In what appears to be the largest wrongful death settlement for a child in California history, the family of a 4-year- old girl killed in a traffic accident has reached a settlement with the manufacturer, distributor and retailer of a “monster tire” that investigators said failed and caused the accident.
The $4 million structured settlement could pay the child’s parents $10.6 million over their lives, according to the parent’s attorneys.
Sencera Alain Smith died in September 1985, two days after a Chevrolet Blazer blew a tire, crossed the center divider and plowed head-on into a car driven by her mother, Judy Smith. The driver of the Blazer, Kent Haskovec, was also sued, and that part of the case is pending.
Police investigations concluded the driver of the Blazer lost control due to the blow-out of the left front tire of the vehicle. The settlement in Smith v.

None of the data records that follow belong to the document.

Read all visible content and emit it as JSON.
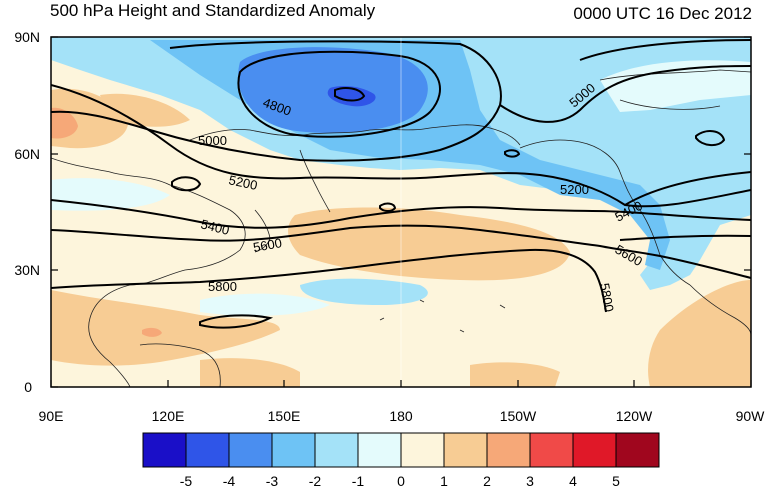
{
  "header": {
    "title": "500 hPa Height and Standardized Anomaly",
    "valid_time": "0000 UTC 16 Dec 2012"
  },
  "axes": {
    "x_ticks": [
      "90E",
      "120E",
      "150E",
      "180",
      "150W",
      "120W",
      "90W"
    ],
    "y_ticks": [
      "90N",
      "60N",
      "30N",
      "0"
    ],
    "lon_range": [
      90,
      270
    ],
    "lat_range": [
      0,
      90
    ]
  },
  "colorbar": {
    "labels": [
      "-5",
      "-4",
      "-3",
      "-2",
      "-1",
      "0",
      "1",
      "2",
      "3",
      "4",
      "5"
    ],
    "colors": [
      "#1a0fc8",
      "#2f55e8",
      "#4a8ef0",
      "#6ec3f5",
      "#a4e2f8",
      "#e4fbfc",
      "#fdf5dc",
      "#f7cc94",
      "#f6a878",
      "#f04a48",
      "#e01828",
      "#a0061e"
    ]
  },
  "contours": {
    "labels": [
      "4800",
      "5000",
      "5200",
      "5400",
      "5600",
      "5800",
      "5000",
      "5200",
      "5400",
      "5600",
      "5800"
    ]
  }
}
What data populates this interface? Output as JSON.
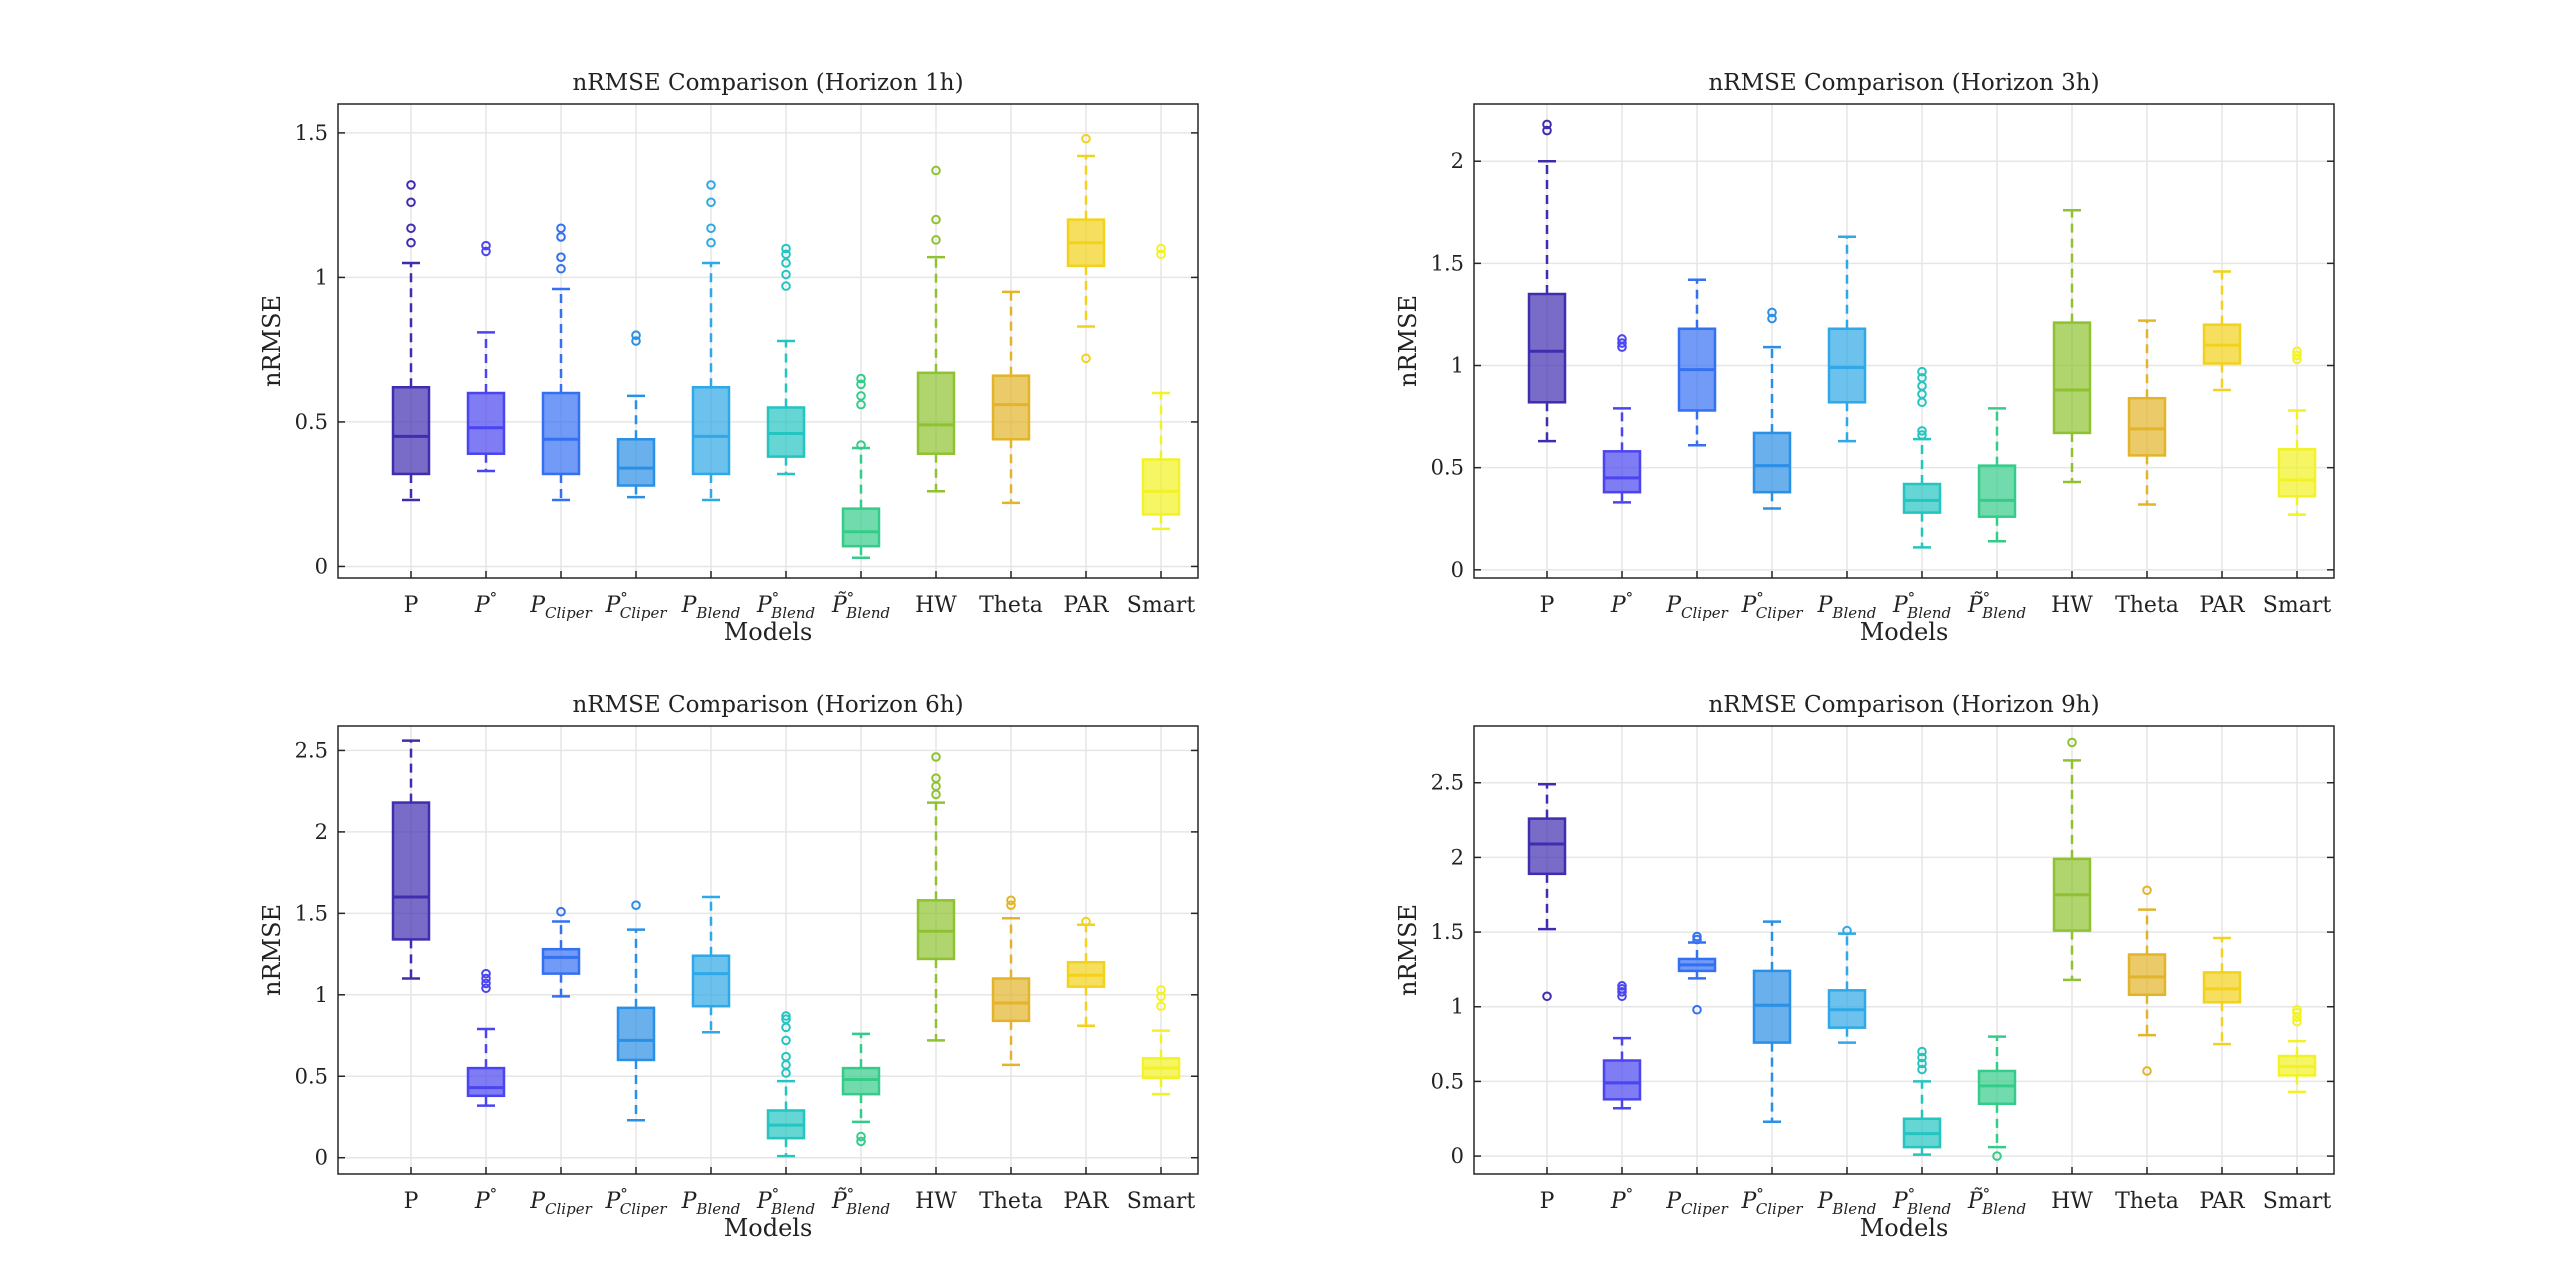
{
  "figure": {
    "categories": [
      "P",
      "P°",
      "P_Cliper",
      "P°_Cliper",
      "P_Blend",
      "P°_Blend",
      "P̃°_Blend",
      "HW",
      "Theta",
      "PAR",
      "Smart"
    ],
    "colors": [
      "#3f2db0",
      "#4a45f0",
      "#3470f2",
      "#2a8fe6",
      "#2ea8e6",
      "#24c4c0",
      "#35cc8a",
      "#8fc230",
      "#e3b42a",
      "#f2d21a",
      "#f2f224"
    ]
  },
  "chart_data": [
    {
      "type": "box",
      "title": "nRMSE Comparison (Horizon 1h)",
      "xlabel": "Models",
      "ylabel": "nRMSE",
      "ylim": [
        -0.04,
        1.6
      ],
      "yticks": [
        0,
        0.5,
        1,
        1.5
      ],
      "ytick_labels": [
        "0",
        "0.5",
        "1",
        "1.5"
      ],
      "grid": true,
      "boxes": [
        {
          "category": "P",
          "whisker_low": 0.23,
          "q1": 0.32,
          "median": 0.45,
          "q3": 0.62,
          "whisker_high": 1.05,
          "outliers": [
            1.12,
            1.17,
            1.26,
            1.32
          ]
        },
        {
          "category": "P°",
          "whisker_low": 0.33,
          "q1": 0.39,
          "median": 0.48,
          "q3": 0.6,
          "whisker_high": 0.81,
          "outliers": [
            1.09,
            1.11
          ]
        },
        {
          "category": "P_Cliper",
          "whisker_low": 0.23,
          "q1": 0.32,
          "median": 0.44,
          "q3": 0.6,
          "whisker_high": 0.96,
          "outliers": [
            1.03,
            1.07,
            1.14,
            1.17
          ]
        },
        {
          "category": "P°_Cliper",
          "whisker_low": 0.24,
          "q1": 0.28,
          "median": 0.34,
          "q3": 0.44,
          "whisker_high": 0.59,
          "outliers": [
            0.78,
            0.8
          ]
        },
        {
          "category": "P_Blend",
          "whisker_low": 0.23,
          "q1": 0.32,
          "median": 0.45,
          "q3": 0.62,
          "whisker_high": 1.05,
          "outliers": [
            1.12,
            1.17,
            1.26,
            1.32
          ]
        },
        {
          "category": "P°_Blend",
          "whisker_low": 0.32,
          "q1": 0.38,
          "median": 0.46,
          "q3": 0.55,
          "whisker_high": 0.78,
          "outliers": [
            0.97,
            1.01,
            1.05,
            1.08,
            1.1
          ]
        },
        {
          "category": "P̃°_Blend",
          "whisker_low": 0.03,
          "q1": 0.07,
          "median": 0.12,
          "q3": 0.2,
          "whisker_high": 0.41,
          "outliers": [
            0.42,
            0.56,
            0.59,
            0.63,
            0.65
          ]
        },
        {
          "category": "HW",
          "whisker_low": 0.26,
          "q1": 0.39,
          "median": 0.49,
          "q3": 0.67,
          "whisker_high": 1.07,
          "outliers": [
            1.13,
            1.2,
            1.37
          ]
        },
        {
          "category": "Theta",
          "whisker_low": 0.22,
          "q1": 0.44,
          "median": 0.56,
          "q3": 0.66,
          "whisker_high": 0.95,
          "outliers": []
        },
        {
          "category": "PAR",
          "whisker_low": 0.83,
          "q1": 1.04,
          "median": 1.12,
          "q3": 1.2,
          "whisker_high": 1.42,
          "outliers": [
            0.72,
            1.48
          ]
        },
        {
          "category": "Smart",
          "whisker_low": 0.13,
          "q1": 0.18,
          "median": 0.26,
          "q3": 0.37,
          "whisker_high": 0.6,
          "outliers": [
            1.08,
            1.1
          ]
        }
      ]
    },
    {
      "type": "box",
      "title": "nRMSE Comparison (Horizon 3h)",
      "xlabel": "Models",
      "ylabel": "nRMSE",
      "ylim": [
        -0.04,
        2.28
      ],
      "yticks": [
        0,
        0.5,
        1,
        1.5,
        2
      ],
      "ytick_labels": [
        "0",
        "0.5",
        "1",
        "1.5",
        "2"
      ],
      "grid": true,
      "boxes": [
        {
          "category": "P",
          "whisker_low": 0.63,
          "q1": 0.82,
          "median": 1.07,
          "q3": 1.35,
          "whisker_high": 2.0,
          "outliers": [
            2.15,
            2.18
          ]
        },
        {
          "category": "P°",
          "whisker_low": 0.33,
          "q1": 0.38,
          "median": 0.45,
          "q3": 0.58,
          "whisker_high": 0.79,
          "outliers": [
            1.09,
            1.11,
            1.13
          ]
        },
        {
          "category": "P_Cliper",
          "whisker_low": 0.61,
          "q1": 0.78,
          "median": 0.98,
          "q3": 1.18,
          "whisker_high": 1.42,
          "outliers": []
        },
        {
          "category": "P°_Cliper",
          "whisker_low": 0.3,
          "q1": 0.38,
          "median": 0.51,
          "q3": 0.67,
          "whisker_high": 1.09,
          "outliers": [
            1.23,
            1.26
          ]
        },
        {
          "category": "P_Blend",
          "whisker_low": 0.63,
          "q1": 0.82,
          "median": 0.99,
          "q3": 1.18,
          "whisker_high": 1.63,
          "outliers": []
        },
        {
          "category": "P°_Blend",
          "whisker_low": 0.11,
          "q1": 0.28,
          "median": 0.34,
          "q3": 0.42,
          "whisker_high": 0.64,
          "outliers": [
            0.66,
            0.68,
            0.82,
            0.86,
            0.9,
            0.94,
            0.97
          ]
        },
        {
          "category": "P̃°_Blend",
          "whisker_low": 0.14,
          "q1": 0.26,
          "median": 0.34,
          "q3": 0.51,
          "whisker_high": 0.79,
          "outliers": []
        },
        {
          "category": "HW",
          "whisker_low": 0.43,
          "q1": 0.67,
          "median": 0.88,
          "q3": 1.21,
          "whisker_high": 1.76,
          "outliers": []
        },
        {
          "category": "Theta",
          "whisker_low": 0.32,
          "q1": 0.56,
          "median": 0.69,
          "q3": 0.84,
          "whisker_high": 1.22,
          "outliers": []
        },
        {
          "category": "PAR",
          "whisker_low": 0.88,
          "q1": 1.01,
          "median": 1.1,
          "q3": 1.2,
          "whisker_high": 1.46,
          "outliers": []
        },
        {
          "category": "Smart",
          "whisker_low": 0.27,
          "q1": 0.36,
          "median": 0.44,
          "q3": 0.59,
          "whisker_high": 0.78,
          "outliers": [
            1.03,
            1.05,
            1.07
          ]
        }
      ]
    },
    {
      "type": "box",
      "title": "nRMSE Comparison (Horizon 6h)",
      "xlabel": "Models",
      "ylabel": "nRMSE",
      "ylim": [
        -0.1,
        2.65
      ],
      "yticks": [
        0,
        0.5,
        1,
        1.5,
        2,
        2.5
      ],
      "ytick_labels": [
        "0",
        "0.5",
        "1",
        "1.5",
        "2",
        "2.5"
      ],
      "grid": true,
      "boxes": [
        {
          "category": "P",
          "whisker_low": 1.1,
          "q1": 1.34,
          "median": 1.6,
          "q3": 2.18,
          "whisker_high": 2.56,
          "outliers": []
        },
        {
          "category": "P°",
          "whisker_low": 0.32,
          "q1": 0.38,
          "median": 0.43,
          "q3": 0.55,
          "whisker_high": 0.79,
          "outliers": [
            1.04,
            1.07,
            1.1,
            1.13
          ]
        },
        {
          "category": "P_Cliper",
          "whisker_low": 0.99,
          "q1": 1.13,
          "median": 1.23,
          "q3": 1.28,
          "whisker_high": 1.45,
          "outliers": [
            1.51
          ]
        },
        {
          "category": "P°_Cliper",
          "whisker_low": 0.23,
          "q1": 0.6,
          "median": 0.72,
          "q3": 0.92,
          "whisker_high": 1.4,
          "outliers": [
            1.55
          ]
        },
        {
          "category": "P_Blend",
          "whisker_low": 0.77,
          "q1": 0.93,
          "median": 1.13,
          "q3": 1.24,
          "whisker_high": 1.6,
          "outliers": []
        },
        {
          "category": "P°_Blend",
          "whisker_low": 0.01,
          "q1": 0.12,
          "median": 0.2,
          "q3": 0.29,
          "whisker_high": 0.47,
          "outliers": [
            0.52,
            0.57,
            0.62,
            0.72,
            0.8,
            0.85,
            0.87
          ]
        },
        {
          "category": "P̃°_Blend",
          "whisker_low": 0.22,
          "q1": 0.39,
          "median": 0.48,
          "q3": 0.55,
          "whisker_high": 0.76,
          "outliers": [
            0.1,
            0.13
          ]
        },
        {
          "category": "HW",
          "whisker_low": 0.72,
          "q1": 1.22,
          "median": 1.39,
          "q3": 1.58,
          "whisker_high": 2.18,
          "outliers": [
            2.23,
            2.28,
            2.33,
            2.46
          ]
        },
        {
          "category": "Theta",
          "whisker_low": 0.57,
          "q1": 0.84,
          "median": 0.95,
          "q3": 1.1,
          "whisker_high": 1.47,
          "outliers": [
            1.55,
            1.58
          ]
        },
        {
          "category": "PAR",
          "whisker_low": 0.81,
          "q1": 1.05,
          "median": 1.12,
          "q3": 1.2,
          "whisker_high": 1.43,
          "outliers": [
            1.45
          ]
        },
        {
          "category": "Smart",
          "whisker_low": 0.39,
          "q1": 0.49,
          "median": 0.55,
          "q3": 0.61,
          "whisker_high": 0.78,
          "outliers": [
            0.93,
            0.99,
            1.03
          ]
        }
      ]
    },
    {
      "type": "box",
      "title": "nRMSE Comparison (Horizon 9h)",
      "xlabel": "Models",
      "ylabel": "nRMSE",
      "ylim": [
        -0.12,
        2.88
      ],
      "yticks": [
        0,
        0.5,
        1,
        1.5,
        2,
        2.5
      ],
      "ytick_labels": [
        "0",
        "0.5",
        "1",
        "1.5",
        "2",
        "2.5"
      ],
      "grid": true,
      "boxes": [
        {
          "category": "P",
          "whisker_low": 1.52,
          "q1": 1.89,
          "median": 2.09,
          "q3": 2.26,
          "whisker_high": 2.49,
          "outliers": [
            1.07
          ]
        },
        {
          "category": "P°",
          "whisker_low": 0.32,
          "q1": 0.38,
          "median": 0.49,
          "q3": 0.64,
          "whisker_high": 0.79,
          "outliers": [
            1.07,
            1.1,
            1.12,
            1.14
          ]
        },
        {
          "category": "P_Cliper",
          "whisker_low": 1.19,
          "q1": 1.24,
          "median": 1.28,
          "q3": 1.32,
          "whisker_high": 1.43,
          "outliers": [
            0.98,
            1.45,
            1.47
          ]
        },
        {
          "category": "P°_Cliper",
          "whisker_low": 0.23,
          "q1": 0.76,
          "median": 1.01,
          "q3": 1.24,
          "whisker_high": 1.57,
          "outliers": []
        },
        {
          "category": "P_Blend",
          "whisker_low": 0.76,
          "q1": 0.86,
          "median": 0.98,
          "q3": 1.11,
          "whisker_high": 1.49,
          "outliers": [
            1.51
          ]
        },
        {
          "category": "P°_Blend",
          "whisker_low": 0.01,
          "q1": 0.06,
          "median": 0.15,
          "q3": 0.25,
          "whisker_high": 0.5,
          "outliers": [
            0.58,
            0.62,
            0.66,
            0.7
          ]
        },
        {
          "category": "P̃°_Blend",
          "whisker_low": 0.06,
          "q1": 0.35,
          "median": 0.47,
          "q3": 0.57,
          "whisker_high": 0.8,
          "outliers": [
            0.0
          ]
        },
        {
          "category": "HW",
          "whisker_low": 1.18,
          "q1": 1.51,
          "median": 1.75,
          "q3": 1.99,
          "whisker_high": 2.65,
          "outliers": [
            2.77
          ]
        },
        {
          "category": "Theta",
          "whisker_low": 0.81,
          "q1": 1.08,
          "median": 1.2,
          "q3": 1.35,
          "whisker_high": 1.65,
          "outliers": [
            0.57,
            1.78
          ]
        },
        {
          "category": "PAR",
          "whisker_low": 0.75,
          "q1": 1.03,
          "median": 1.12,
          "q3": 1.23,
          "whisker_high": 1.46,
          "outliers": []
        },
        {
          "category": "Smart",
          "whisker_low": 0.43,
          "q1": 0.54,
          "median": 0.6,
          "q3": 0.67,
          "whisker_high": 0.77,
          "outliers": [
            0.9,
            0.93,
            0.96,
            0.98
          ]
        }
      ]
    }
  ]
}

Haskovec, H 18954-0, in Alameda County was reached after two years of litigation against those responsible for making and selling the Grand Prix, a 36 1/2-inch tall “high flotation” tire used on elevated off-road vehicles and promoted as the “biggest, boldest, baddest” tire by its designer-distributor, Tire and Battery Corp. of Memphis, Tenn.
For the tires to mounted on it, the vehicle had to be raised to a level that made it unstable, according to the plaintiffs’ attorney, Andrew R. Gillin.
According to Gillin, the tires were also mislabeled so that buyers were directed to over-inflate them, increasing the potential for blowouts. Vehicles such as the Blazer are treated as farm vehicles and are exempt from federal car safety regulations, although Sen. Tim Wirth, D-Colorado, has petitioned the National Highway Traffic Safety Administration to regulate the vehicles and require restrictions on bumper heights that would preclude use of the over-sized tires.
Gillin said he believed the defendants feared a jury award of from $2 million to $10 million in punitive damages, an amount he said would probably have put at least one of the companies out of business. Expected $10.6 Million Payout The settlement calls for the companies’ insurance carriers to pay $4 million to the child’s parents, Judy and Joseph Smith, to be invested in annuities expected to yield about $10.6 million during their lifetimes.
According to Gillin, a partner with the Berkeley firm of Gillin, Jacobson & Ellis, the largest previous verdict or settlement in a case involving the wrongful death of a child was $2.2 million. Although the child’s mother was seriously injured in the accident, Gillin said, most of the settlement was based on damages related to her daughter’s death. Damages for the mother’s injuries would have been about $250,000, Gillin said.
Gillin attributed the magnitude of the potential punitive damages expo sure in great part to what he called a “smoking gun” memorandum written in 1979 by an official of the tire’s designer-distributor and uncovered during discovery. The memo revealed that the company knew that installing the over sized tire could reduce stability and that TBC had reported the danger to retailers by alerting them to the importance of informing buyers of the potential hazard, but continued to distribute it nevertheless.
In addition, the manufacturer of the tire, Denman Rubber Mfg. Co. of Ohio, had previously settled a multimillion-dollar suit by a girl who was paralyzed following a collision involving a nearly identical tire marketed under another label. D. Michael Lyden, who represented Denman, would not comment on the settlement beyond calling Smith a “doubtful and questionable case.”
He said the settlement contained no agreement or stipulation that there was anything defective about the tires or assessing blame for their manufacture. Lyden is a partner in the Encin o firm of Byers, Kroll & Lyden.